5th Governor of Madhesh Province
- In office 15 March 2024 – 11 November 2025
- President: Ram Chandra Poudel
- Prime Minister: Sushila Karki Khadga Prasad Sharma Oli
- Chief Minister: Saroj Kumar Yadav Satish Kumar Singh Jitendra Prasad Sonal Saroj Kumar Yadav
- Preceded by: Hari Shankar Mishra
- Succeeded by: Surendra Labh Karna

Personal details
- Other political affiliations: Communist Party of Nepal (Unified Marxist–Leninist)

= Sumitra Bhandari =

Nepalese politician

Sumitra Subedi Bhandari (सुमित्रा सुवेदी भण्डारी) is a Nepali politician and former Governor of Madhesh Province. Bhandari lost her post after being alleged for unsuccessfully controlling the government formation process in province.

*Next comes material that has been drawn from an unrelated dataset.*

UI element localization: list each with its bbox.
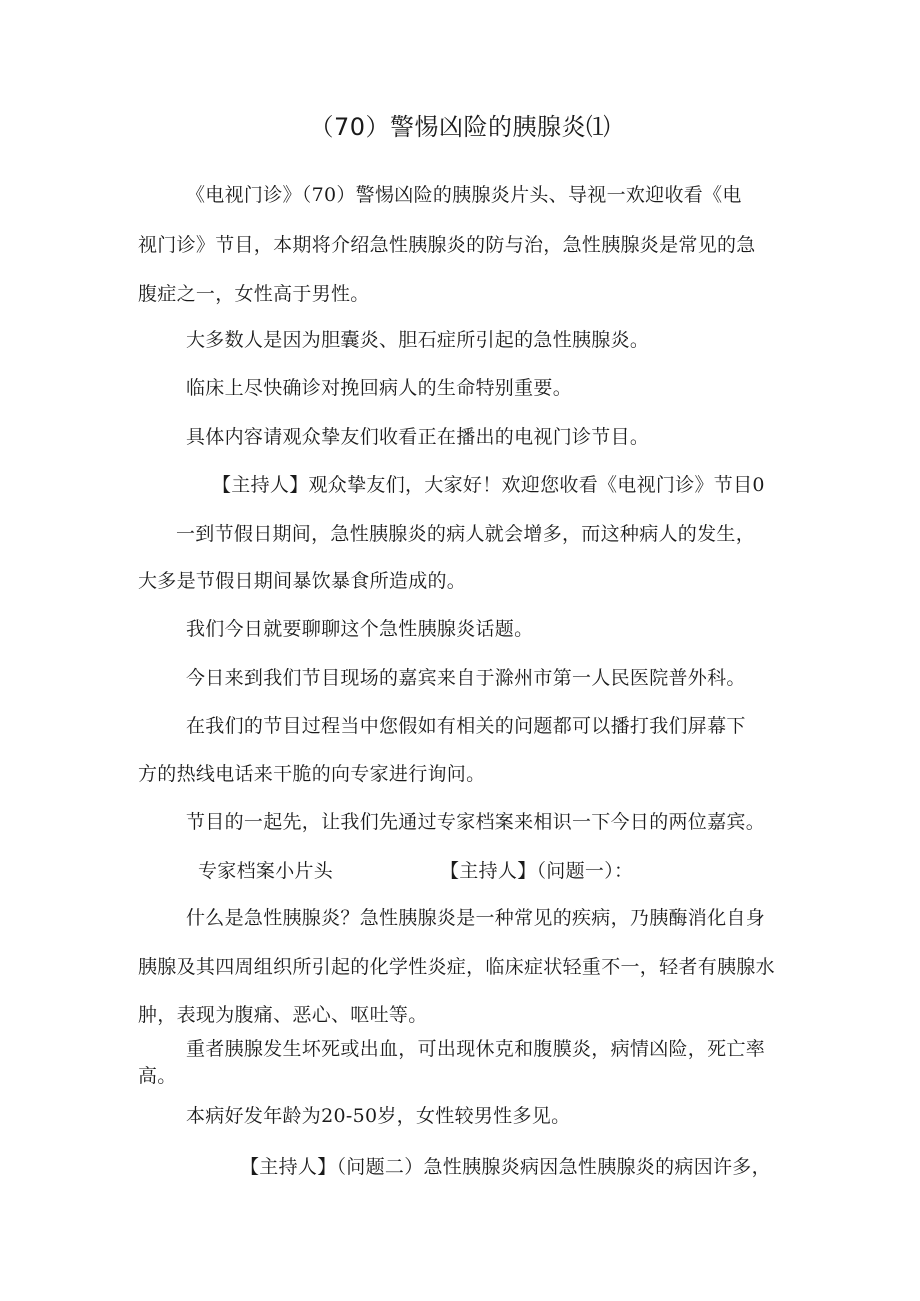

A disputed Governor, Bhandari was appointed as per the Article 163 (2) of the Constitution of Nepal by the President on the recommendation of the Council of Ministers of the Government of Nepal on 15 March 2024. Following her disruptive move to appoint Saroj Kumar Yadav of her parent party, CPN (UML) as chief minister spread agitations throughout Madhesh Province seeking her removal from ceremonial post. However, majority of Members of Provincial Assembly (MPAs), as much as 74 of 107, filed a writ claiming it unconstitutional.